My new article, “Not Just Kid Stuff? Extending Graham and Miller to Adults,” is now available on SSRN. Here’s the abstract:

The United States Supreme Court has recently recognized new constitutional limitations on the use of life-without-parole (LWOP) sentences for juvenile offenders, but has not clearly indicated whether analogous limitations apply to the sentencing of adults. However, the Court’s treatment of LWOP as a qualitatively different and intrinsically more troubling punishment than any other sentence of incarceration does provide a plausible basis for adults to challenge their LWOP sentences, particularly when they have been imposed for nonviolent offenses or on a mandatory basis.

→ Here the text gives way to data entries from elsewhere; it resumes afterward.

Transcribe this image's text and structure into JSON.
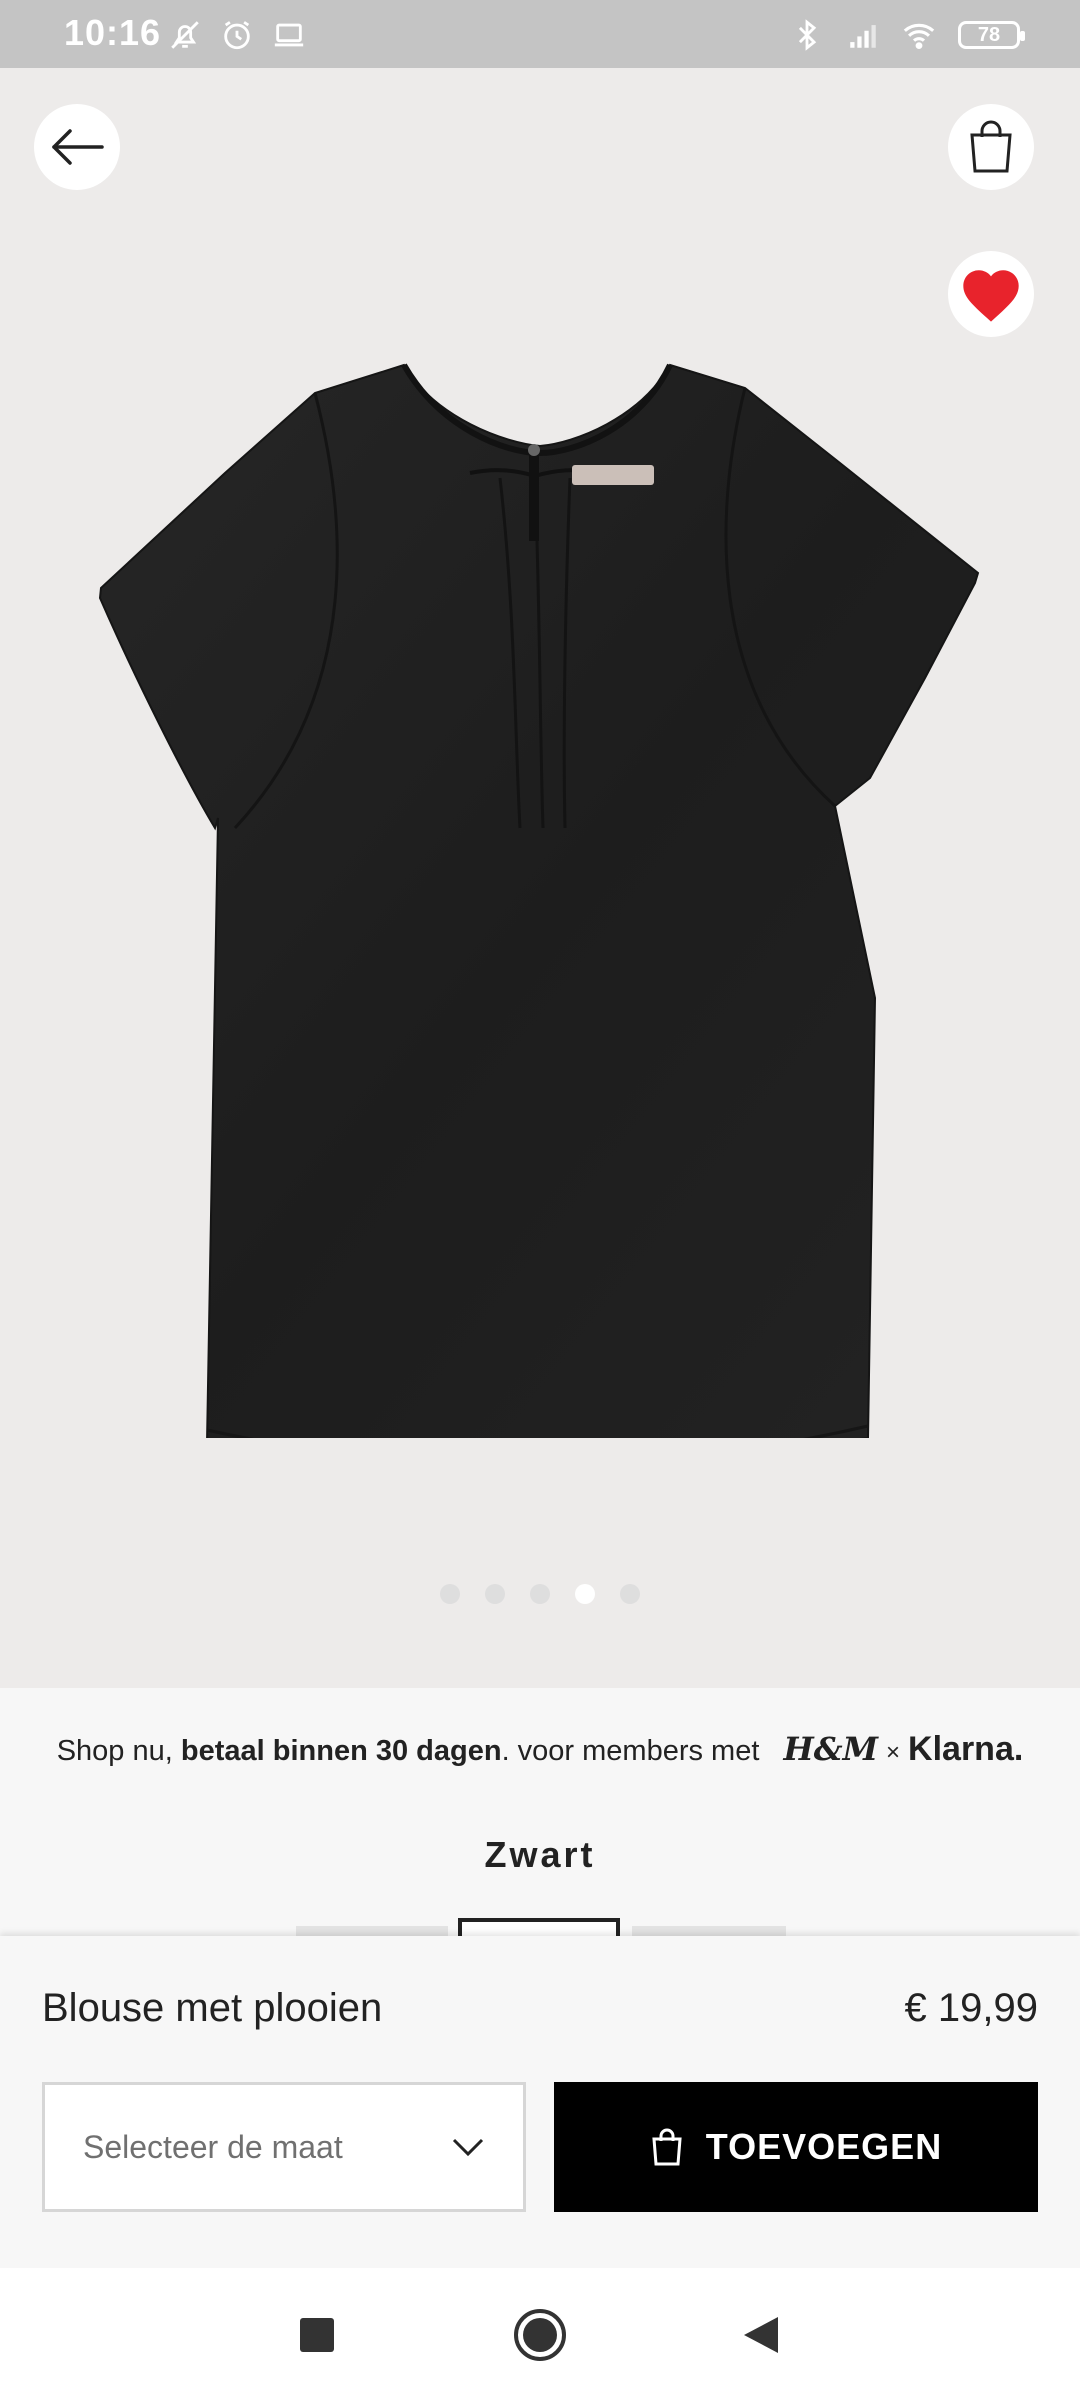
{
  "status_bar": {
    "time": "10:16",
    "battery": "78",
    "left_icons": [
      "mute-bell-icon",
      "alarm-icon",
      "laptop-icon"
    ],
    "right_icons": [
      "bluetooth-icon",
      "signal-icon",
      "wifi-icon",
      "battery-icon"
    ]
  },
  "hero": {
    "background": "#edebea",
    "carousel": {
      "count": 5,
      "active_index": 3
    },
    "heart_color": "#e8232c",
    "garment_color": "#1f1f1f"
  },
  "promo": {
    "prefix": "Shop nu,",
    "bold": "betaal binnen 30 dagen",
    "suffix": ". voor members met",
    "brand": "H&M",
    "times": "×",
    "partner": "Klarna."
  },
  "color": {
    "name": "Zwart"
  },
  "product": {
    "name": "Blouse met plooien",
    "price": "€ 19,99"
  },
  "size_select": {
    "placeholder": "Selecteer de maat"
  },
  "add_button": {
    "label": "TOEVOEGEN"
  }
}
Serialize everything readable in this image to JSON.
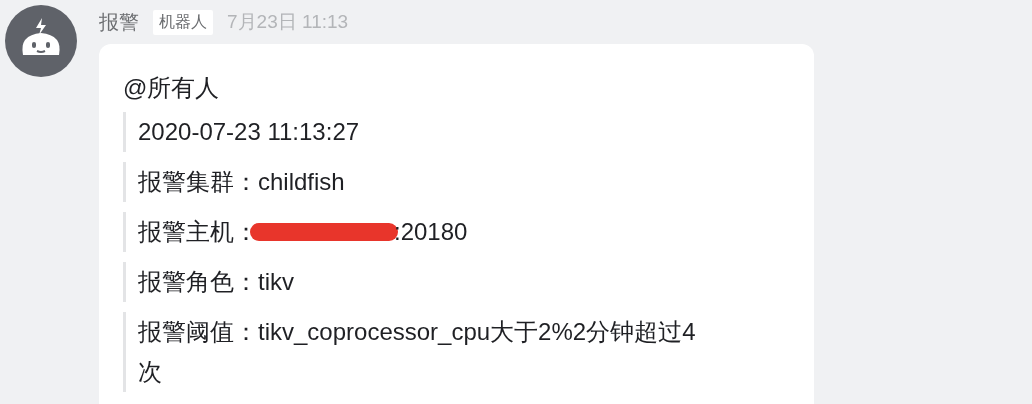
{
  "message": {
    "sender": "报警",
    "badge": "机器人",
    "time": "7月23日 11:13",
    "mention": "@所有人",
    "lines": [
      {
        "value": "2020-07-23 11:13:27",
        "redacted": false
      },
      {
        "label": "报警集群：",
        "value": "childfish",
        "redacted": false
      },
      {
        "label": "报警主机：",
        "value": ":20180",
        "redacted": true
      },
      {
        "label": "报警角色：",
        "value": "tikv",
        "redacted": false
      },
      {
        "label": "报警阈值：",
        "value": "tikv_coprocessor_cpu大于2%2分钟超过4次",
        "redacted": false
      }
    ]
  }
}
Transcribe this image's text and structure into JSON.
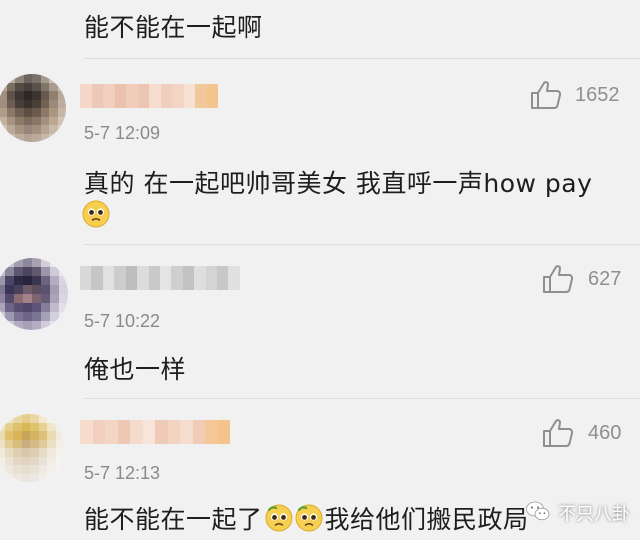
{
  "top_comment": {
    "text": "能不能在一起啊"
  },
  "comments": [
    {
      "timestamp": "5-7 12:09",
      "text": "真的 在一起吧帅哥美女 我直呼一声how pay",
      "emoji": "pleading-face-emoji",
      "likes": "1652"
    },
    {
      "timestamp": "5-7 10:22",
      "text": "俺也一样",
      "likes": "627"
    },
    {
      "timestamp": "5-7 12:13",
      "text_before_emoji": "能不能在一起了",
      "emojis": [
        "pleading-face-emoji",
        "pleading-face-emoji"
      ],
      "text_after_emoji": "我给他们搬民政局",
      "likes": "460"
    }
  ],
  "watermark": {
    "text": "不只八卦",
    "icon": "wechat-icon"
  },
  "colors": {
    "background": "#f1f1f1",
    "divider": "#dcdcdc",
    "meta_gray": "#8a8a8a"
  }
}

At the same time, the Court’s Eighth Amendment reasoning suggests some reluctance to overturn sentencing practices that are in widespread use or otherwise seem to reflect deliberate, majoritarian decisionmaking. This Essay thus suggests a balancing test of sorts that may help to account for the Court’s varied Eighth Amendment decisions in noncapital cases since 1991. The Essay concludes by considering how this balancing approach might apply to the mandatory LWOP sentence established by 21 U.S.C. §841(b)(1)(A) for repeat drug offenders.

The article will appear in print in a forthcoming symposium issue of the Missouri Law Review devoted to the Supreme Court’s year-old decision in Miller v. Alabama.